At only 40 years old, Japan Society‘s low-slung modernist headquarters at 333 East 47th Street has just been named New York’s youngest landmark building by the state’s Landmark Preservation Commission. The structure, designed by Junzo Yoshimura and George G. Shimamoto and first completed in 1971, translates traditional Japanese architectural forms into a modernist idiom, bowing to neither but combining the two languages in an innovative and complex way.
I spoke with Japan Society vice president Joe Earle about the landmark designation, and his experience of the building itself. An experienced curator and specialist in Japanese art, Earle took the post of vice president in 2007.
“We were a little bit surprised” about the designation, he says, “because it’s not a very old building. But we’re very proud of our building. It’s a remarkable place to walk into every day.”
As a manifestation of the relationship between the United States and Japan, Earle points out, the design and construction of the Japan Society building came at a very interesting time. In 1971, “New York was just becoming aware of Japanese architecture. [The building] represents the rebuilding of the relationship between the two countries after World War II.” As a combination of Brutalist severity and Zen simplicity, the structure crosses artistic cultures.
“Looking out of my window now,” Earle describes during a phone conversation, “the long horizontal bars that filter the light give the whole front [facade] this kind of horizontality that was associated with Japanese domestic architecture … It’s a suggestion of Japanese architecture without actually being a copy of it, that’s what strongly appeals to me.”
The structure is also a unique example of the internationalization of Japanese art and its aesthetic vocabulary. Writes Matthew A. Postal in the Landmark Commission’s essay that accompanies the announcement, “In addition to being Yoshimura’s only work in New York City, this building is likely to have been the city’s earliest permanent structure designed by a Japanese citizen.”
Yoshimura was chosen to design the current Japan Society headquarters after the organization outgrew its earliest home, the Asia House, in the mid 1960s. Yoshimura was already known as a prominent Japanese architect and had not yet built a structure in New York City. “Japan deserves such a monument in New York, and the Japan Society can be the means of providing it,” consultant Philip Van Slyck wrote in a planning study.
Transfer of the property, located in the Turtle Bay neighborhood, was finalized in 1968. See the Commission’s building history for more information.
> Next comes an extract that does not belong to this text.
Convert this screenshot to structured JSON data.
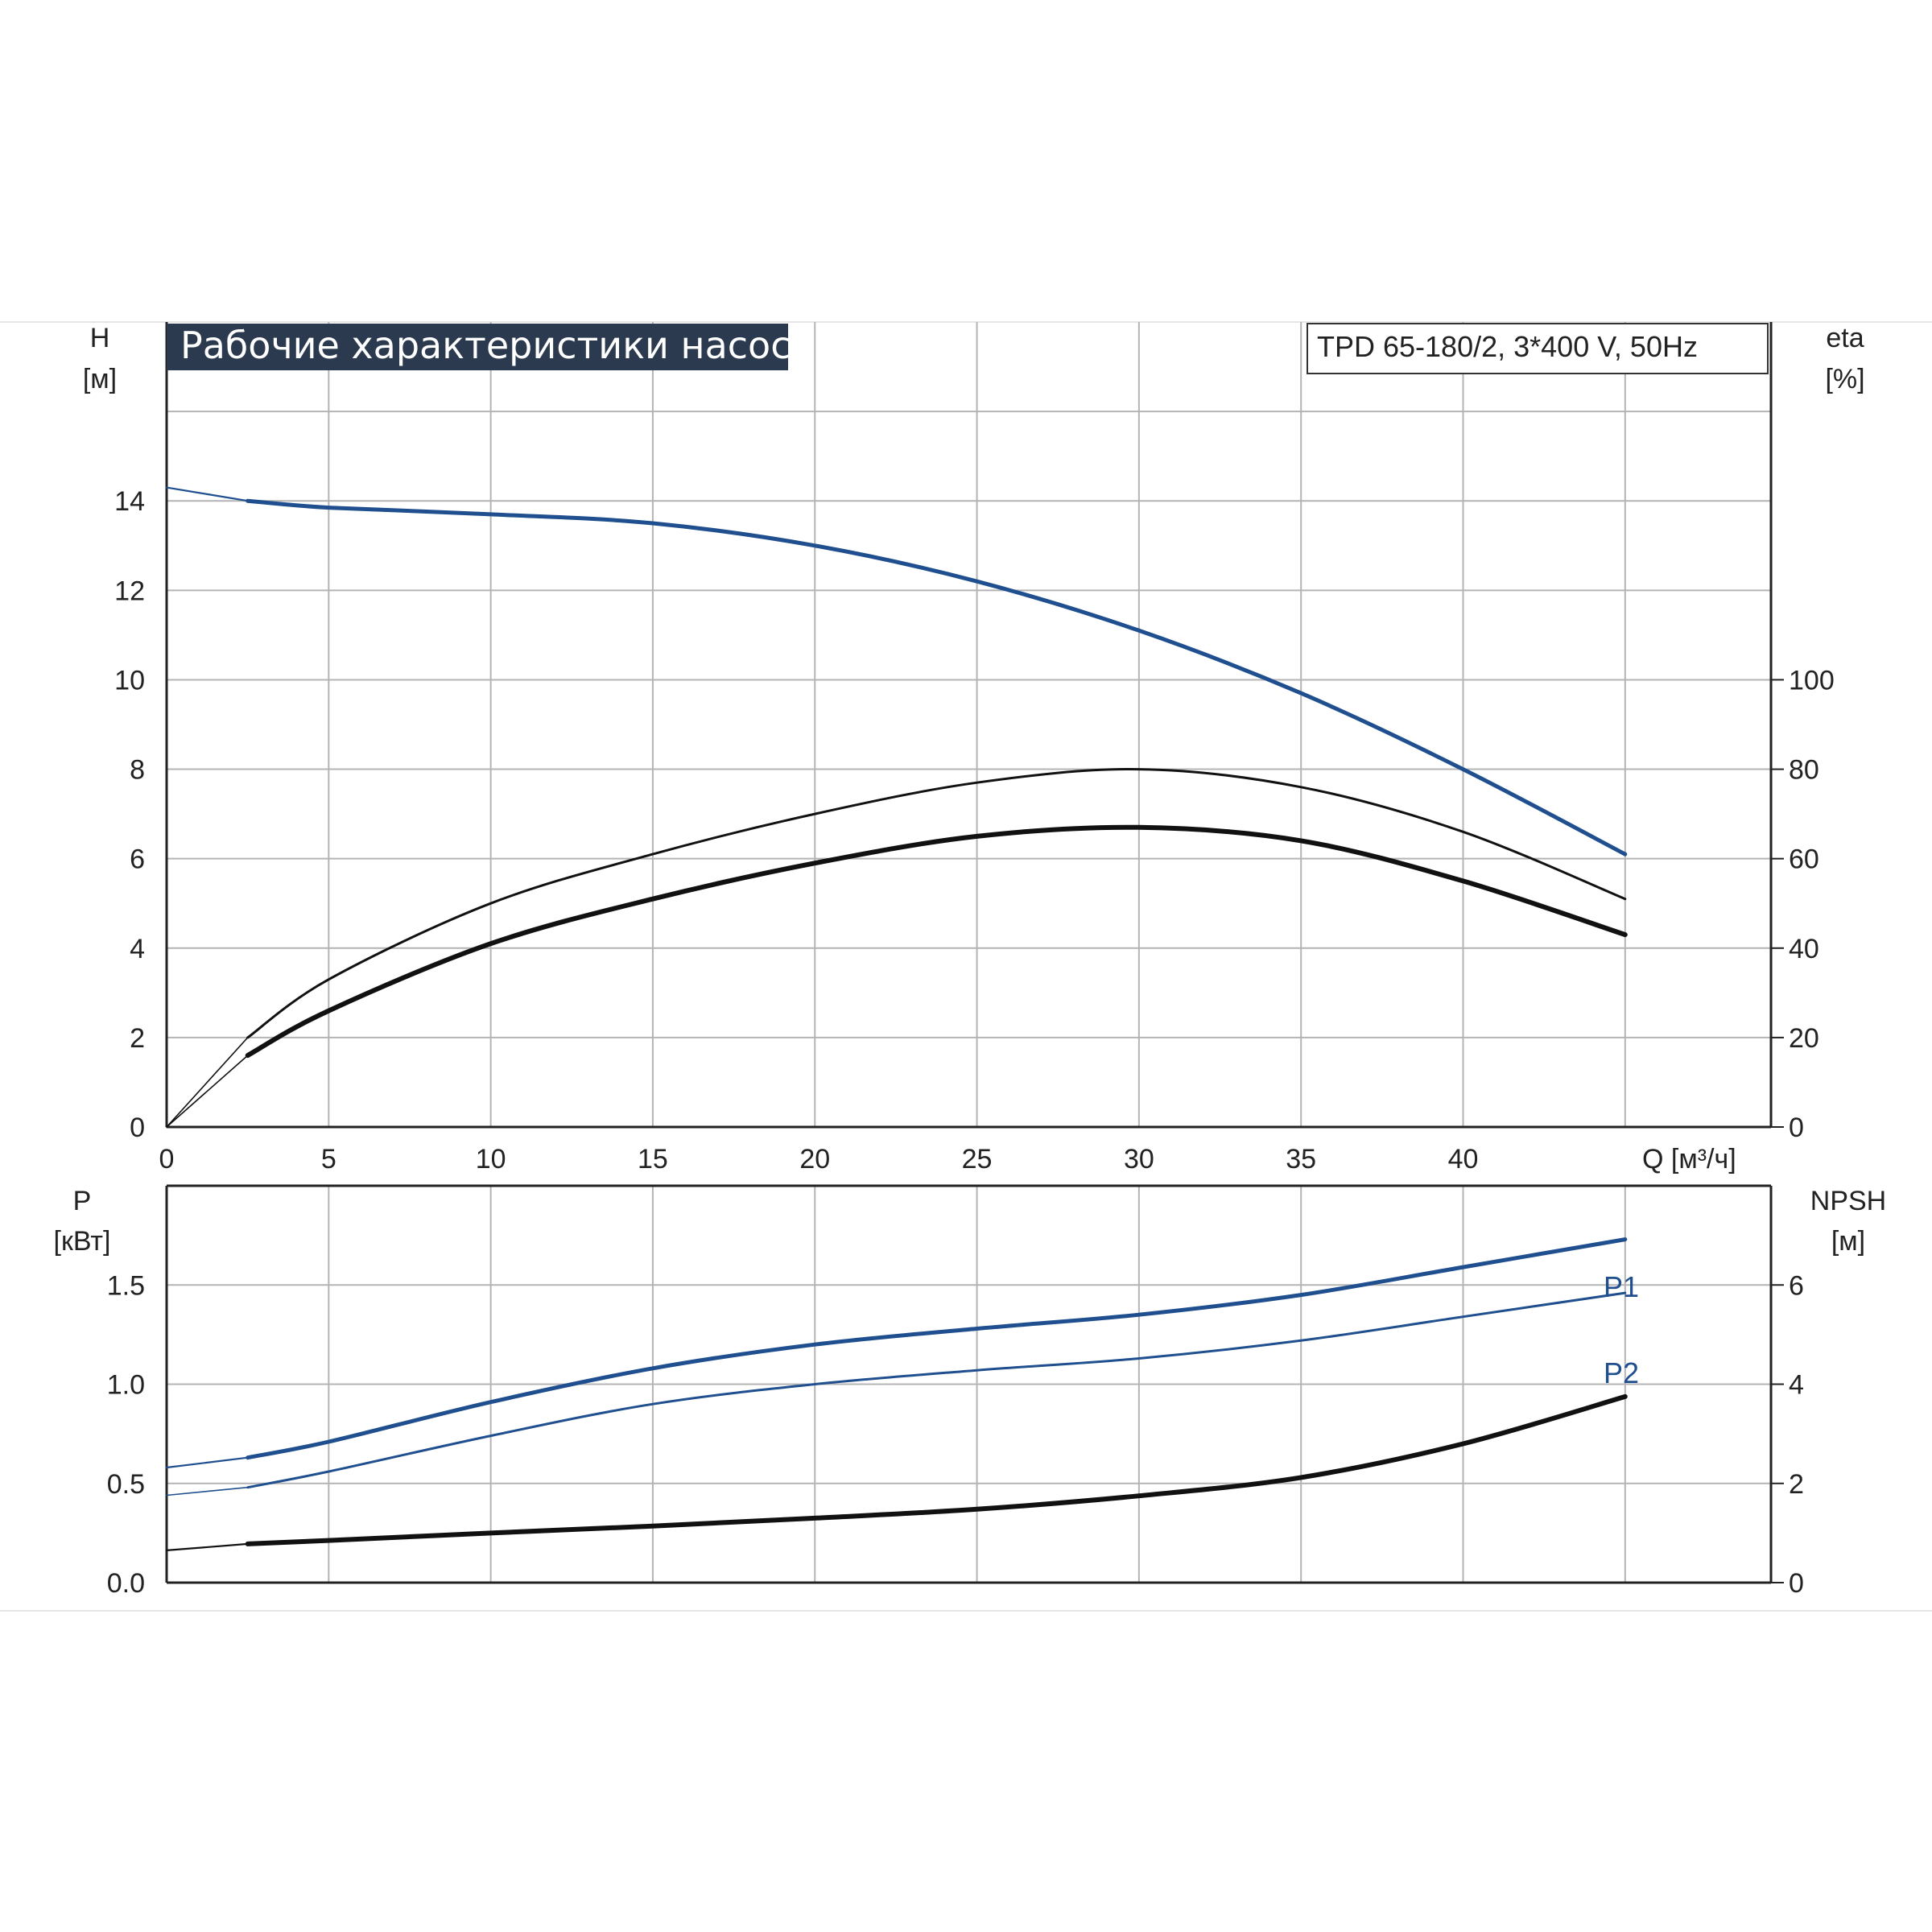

According to the rules of landmark designation, Japan Society’s facade must now be preserved as it is, outside of construction permission granted through a permit. The building’s interior can still be renovated and updated at will. According to a report from WNYC:
Elisabeth de Bourbon [of the Landmark Commission] said the landmark designation protects the buildings from demolition, and requires a permit for any major changes to the buildings’ exterior.
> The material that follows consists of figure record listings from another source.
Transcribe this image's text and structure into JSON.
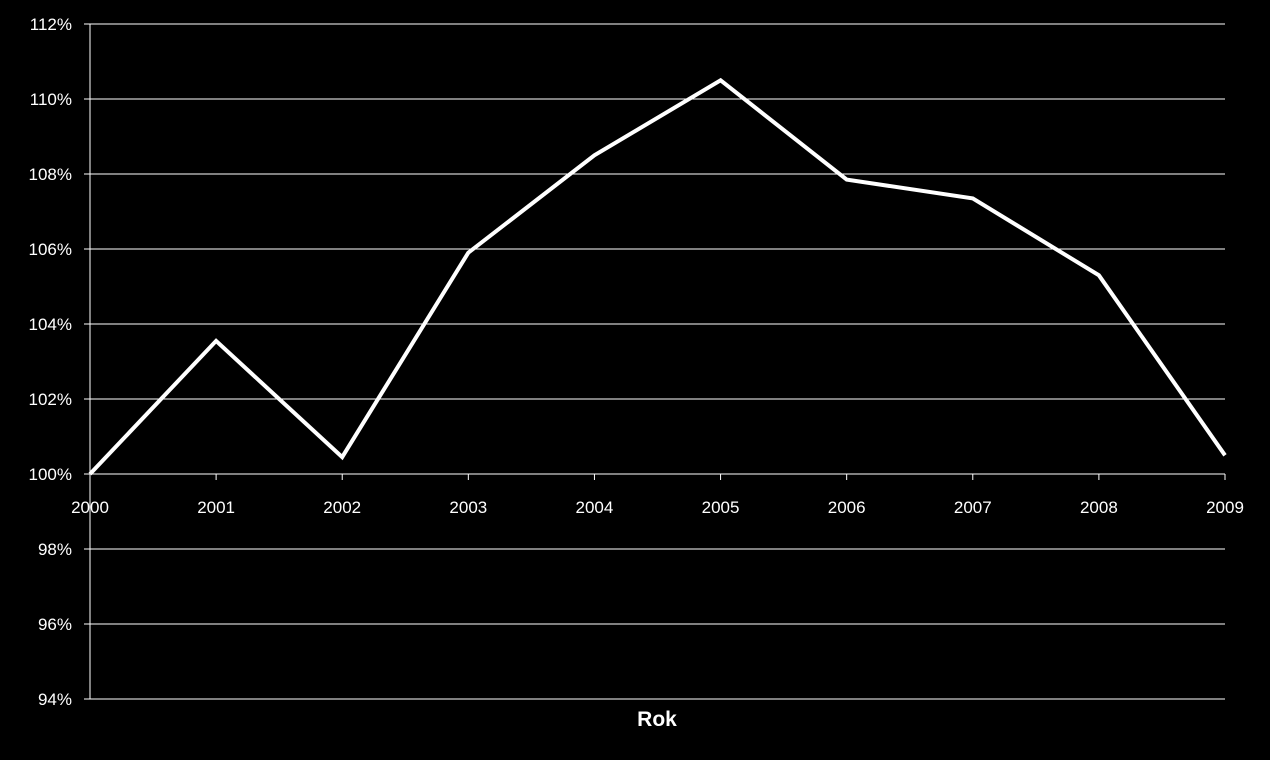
{
  "chart_data": {
    "type": "line",
    "title": "",
    "xlabel": "Rok",
    "ylabel": "",
    "categories": [
      "2000",
      "2001",
      "2002",
      "2003",
      "2004",
      "2005",
      "2006",
      "2007",
      "2008",
      "2009"
    ],
    "series": [
      {
        "values": [
          100.0,
          103.55,
          100.45,
          105.9,
          108.5,
          110.5,
          107.85,
          107.35,
          105.3,
          100.5
        ]
      }
    ],
    "ylim": [
      94,
      112
    ],
    "y_ticks": [
      94,
      96,
      98,
      100,
      102,
      104,
      106,
      108,
      110,
      112
    ],
    "y_tick_labels": [
      "94%",
      "96%",
      "98%",
      "100%",
      "102%",
      "104%",
      "106%",
      "108%",
      "110%",
      "112%"
    ],
    "x_axis_crosses_at": 100,
    "grid": true,
    "legend": "none",
    "colors": {
      "background": "#000000",
      "line": "#ffffff",
      "text": "#ffffff",
      "grid": "#ffffff"
    }
  }
}
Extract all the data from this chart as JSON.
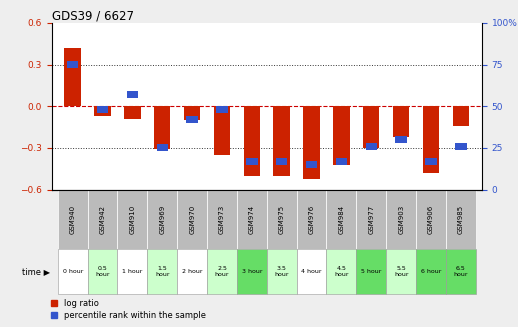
{
  "title": "GDS39 / 6627",
  "samples": [
    "GSM940",
    "GSM942",
    "GSM910",
    "GSM969",
    "GSM970",
    "GSM973",
    "GSM974",
    "GSM975",
    "GSM976",
    "GSM984",
    "GSM977",
    "GSM903",
    "GSM906",
    "GSM985"
  ],
  "time_labels": [
    "0 hour",
    "0.5\nhour",
    "1 hour",
    "1.5\nhour",
    "2 hour",
    "2.5\nhour",
    "3 hour",
    "3.5\nhour",
    "4 hour",
    "4.5\nhour",
    "5 hour",
    "5.5\nhour",
    "6 hour",
    "6.5\nhour"
  ],
  "log_ratio": [
    0.42,
    -0.07,
    -0.09,
    -0.31,
    -0.1,
    -0.35,
    -0.5,
    -0.5,
    -0.52,
    -0.42,
    -0.3,
    -0.22,
    -0.48,
    -0.14
  ],
  "percentile": [
    75,
    48,
    57,
    25,
    42,
    48,
    17,
    17,
    15,
    17,
    26,
    30,
    17,
    26
  ],
  "ylim_left": [
    -0.6,
    0.6
  ],
  "ylim_right": [
    0,
    100
  ],
  "yticks_left": [
    -0.6,
    -0.3,
    0.0,
    0.3,
    0.6
  ],
  "yticks_right": [
    0,
    25,
    50,
    75,
    100
  ],
  "bar_color_red": "#cc2200",
  "bar_color_blue": "#3355cc",
  "zero_line_color": "#cc0000",
  "bg_chart": "#ffffff",
  "bg_sample_row": "#bbbbbb",
  "time_row_colors": [
    "#ffffff",
    "#ccffcc",
    "#ffffff",
    "#ccffcc",
    "#ffffff",
    "#ccffcc",
    "#66dd66",
    "#ccffcc",
    "#ffffff",
    "#ccffcc",
    "#66dd66",
    "#ccffcc",
    "#66dd66",
    "#66dd66"
  ]
}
Along with Japan Society, four other New York buildings were designated as landmarks, including “the Renaissance Revival-style Engineer’s Club Building on West 40th Street, the neo-Georgian-style Neighborhood Playhouse on Grand Street and the picturesque rural cottage style Greyston Gatehouse on Independence Avenue in the Bronx,” WNYC writes. This September 14 will also mark the 40th anniversary of the Japan Society building.
The Japan Society is located at 333 East 47th Street, Turtle Bay, Manhattan.